Intervention de Jacqueline Fraysse

Séance en hémicycle du 30 novembre 2015 à 16h00
Projet de loi de financement de la sécurité sociale pour 2016 — Discussion générale

Photo issue du site de l'Assemblée nationale ou de WikipediaJacqueline Fraysse :

En limitant à ce point les moyens pour les établissements de santé, vous savez que vous affaiblissez d’abord les hôpitaux publics, les seuls à être accessibles à tous.

En exigeant 10 milliards d’économie sur la santé en trois ans, dont 3,4 milliards en 2016, nous savons que l’on ne pourra pas développer grandement la prévention, affronter les problématiques nouvelles liées à l’environnement, au développement des maladies chroniques, au vieillissement de la population, ni répondre aux attentes des personnes handicapées.

Nous ne pensons pas que de telles mesures permettent de surmonter les difficultés actuelles, que ce soit dans le domaine de la santé, dans le domaine social ou sur le plan économique.

Les chiffres catastrophiques du chômage pour le mois d’octobre, hélas, viennent d’ailleurs encore le confirmer : 42 000 personnes supplémentaires inscrites en catégorie A le mois dernier, ce qui porte le nombre total de personnes sans emploi à plus de 3,8 millions.

Ces recettes éculées, qui n’ont jamais montré leur efficacité, s’inscrivent au contraire dans une spirale de régression qui accentue les inégalités. Et force est de constater, mes chers collègues, que la multiplication des dispositifs palliatifs mis en place pour atténuer les effets négatifs de ces choix politiques sur l’accès aux soins aboutissent finalement à une segmentation des droits et à de nouvelles inégalités. C’est le cas avec les assurances complémentaires, devenues incontournables pour pouvoir se soigner correctement, mais que de nombreuses personnes – et elles sont de plus en plus nombreuses – ne peuvent pas s’offrir.

Non, ce n’est pas ainsi que vous redresserez, que nous redresserons, les comptes sociaux et la situation du pays. Notre Sécurité sociale ne souffre pas d’un excès de dépenses, mais d’un manque de financement à la hauteur de ses besoins. Ces dernières décennies, la Sécurité sociale a dû prendre en charge les nouveaux maux résultant de l’ultralibéralisation de notre économie : maladies professionnelles causées par la pénibilité, départ anticipé des seniors, pathologies liées au chômage et à l’environnement. Et, alors qu’on lui en demandait toujours plus, dans le même temps, ses sources de recettes se sont appauvries, en raison principalement de la récession économique liée à la crise de 2008, qui a coûté une quarantaine de milliards d’euros.

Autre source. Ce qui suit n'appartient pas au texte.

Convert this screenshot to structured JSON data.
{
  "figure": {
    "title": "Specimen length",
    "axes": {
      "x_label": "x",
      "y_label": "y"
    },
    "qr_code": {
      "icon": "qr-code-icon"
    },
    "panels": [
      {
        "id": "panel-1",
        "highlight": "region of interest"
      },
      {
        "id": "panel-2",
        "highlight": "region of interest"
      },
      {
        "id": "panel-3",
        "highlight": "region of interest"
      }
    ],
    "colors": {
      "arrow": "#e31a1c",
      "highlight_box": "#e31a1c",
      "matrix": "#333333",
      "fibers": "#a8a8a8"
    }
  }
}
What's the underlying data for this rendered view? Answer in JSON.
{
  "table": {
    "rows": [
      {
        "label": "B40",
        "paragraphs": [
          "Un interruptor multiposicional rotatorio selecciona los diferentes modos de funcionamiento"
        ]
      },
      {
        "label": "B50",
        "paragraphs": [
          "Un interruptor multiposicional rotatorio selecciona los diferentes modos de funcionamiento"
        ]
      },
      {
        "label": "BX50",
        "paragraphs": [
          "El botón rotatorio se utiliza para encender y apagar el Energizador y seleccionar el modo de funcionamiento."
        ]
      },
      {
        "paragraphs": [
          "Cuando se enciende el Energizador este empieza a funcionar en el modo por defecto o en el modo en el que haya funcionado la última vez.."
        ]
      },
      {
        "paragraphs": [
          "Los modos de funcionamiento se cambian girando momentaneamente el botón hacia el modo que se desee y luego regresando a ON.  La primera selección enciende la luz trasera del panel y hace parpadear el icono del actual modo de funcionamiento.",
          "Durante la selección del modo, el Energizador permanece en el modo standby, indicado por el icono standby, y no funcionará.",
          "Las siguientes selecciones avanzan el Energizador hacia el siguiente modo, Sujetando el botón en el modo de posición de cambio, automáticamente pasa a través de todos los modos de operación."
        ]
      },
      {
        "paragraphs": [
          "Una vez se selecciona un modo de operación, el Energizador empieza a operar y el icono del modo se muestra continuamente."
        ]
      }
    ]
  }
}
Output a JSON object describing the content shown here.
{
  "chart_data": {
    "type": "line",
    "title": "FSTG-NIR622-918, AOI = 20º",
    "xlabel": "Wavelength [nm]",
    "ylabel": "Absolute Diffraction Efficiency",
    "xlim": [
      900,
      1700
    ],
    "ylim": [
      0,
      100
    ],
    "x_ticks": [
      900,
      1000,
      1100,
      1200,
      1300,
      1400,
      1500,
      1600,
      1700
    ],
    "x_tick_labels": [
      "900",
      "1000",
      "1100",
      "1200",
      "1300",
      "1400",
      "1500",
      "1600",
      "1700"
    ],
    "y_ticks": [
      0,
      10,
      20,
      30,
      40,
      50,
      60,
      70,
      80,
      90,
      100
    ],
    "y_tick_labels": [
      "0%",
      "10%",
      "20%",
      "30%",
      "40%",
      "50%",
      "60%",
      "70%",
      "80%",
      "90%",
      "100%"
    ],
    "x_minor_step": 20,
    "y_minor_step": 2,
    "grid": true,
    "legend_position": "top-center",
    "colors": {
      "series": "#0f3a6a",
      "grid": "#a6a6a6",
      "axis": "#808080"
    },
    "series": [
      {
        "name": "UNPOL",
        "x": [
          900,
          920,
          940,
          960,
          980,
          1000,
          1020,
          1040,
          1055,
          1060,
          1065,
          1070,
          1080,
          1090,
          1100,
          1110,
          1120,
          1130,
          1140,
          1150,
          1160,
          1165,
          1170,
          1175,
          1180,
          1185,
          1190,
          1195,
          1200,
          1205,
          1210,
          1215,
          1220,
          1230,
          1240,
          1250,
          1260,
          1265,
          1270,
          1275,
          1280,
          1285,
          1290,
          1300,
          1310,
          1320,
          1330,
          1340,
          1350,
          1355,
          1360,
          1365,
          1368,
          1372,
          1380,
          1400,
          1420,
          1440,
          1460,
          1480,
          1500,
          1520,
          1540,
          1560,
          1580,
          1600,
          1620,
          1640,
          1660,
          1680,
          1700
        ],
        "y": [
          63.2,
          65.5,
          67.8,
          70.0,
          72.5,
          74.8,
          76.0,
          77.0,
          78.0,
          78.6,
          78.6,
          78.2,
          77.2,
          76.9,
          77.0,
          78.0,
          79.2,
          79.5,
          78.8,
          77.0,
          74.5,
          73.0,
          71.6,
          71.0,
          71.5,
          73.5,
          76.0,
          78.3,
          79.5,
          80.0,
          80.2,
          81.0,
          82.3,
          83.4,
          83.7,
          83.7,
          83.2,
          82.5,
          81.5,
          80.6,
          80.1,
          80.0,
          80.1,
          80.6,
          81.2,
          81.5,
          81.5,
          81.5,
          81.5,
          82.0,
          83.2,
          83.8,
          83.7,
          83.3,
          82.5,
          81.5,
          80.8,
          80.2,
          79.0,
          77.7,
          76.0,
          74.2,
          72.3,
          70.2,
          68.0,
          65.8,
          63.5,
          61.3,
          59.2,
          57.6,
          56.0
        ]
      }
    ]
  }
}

C’est pourquoi, face à ce constat, il demeure incompréhensible pour les députés de mon groupe que vous refusiez, ne serait-ce que d’étudier les propositions que nous formulons, avec d’autres, pour trouver de nouvelles sources de financement de la protection sociale. Car, contrairement au discours ambiant, l’argent existe bel et bien dans notre société pour financer une protection sociale de haut niveau, prenant à bras-le-corps les défis d’aujourd’hui. Mais cela exige d’avoir le courage d’affronter les forces conservatrices qui défendent les moyens colossaux dont disposent quelques privilégiés, au détriment de l’écrasante majorité de tous les autres.

De toute évidence, ce n’est pas la voie courageuse qu’a choisie le Gouvernement. Croyez que nous le regrettons, car nous en avions l’espoir, comme nombre de nos concitoyens, quand ils ont choisi François Hollande pour chef de l’État. Pour notre part, nous n’avons pas modifié notre cap : nous refusons aujourd’hui les orientations et les choix que nous avons dénoncés en leur temps, et souvent avec vous, face à la droite quand elle dirigeait le pays. C’est pourquoi nous voterons contre ce projet de loi de financement de la Sécurité sociale.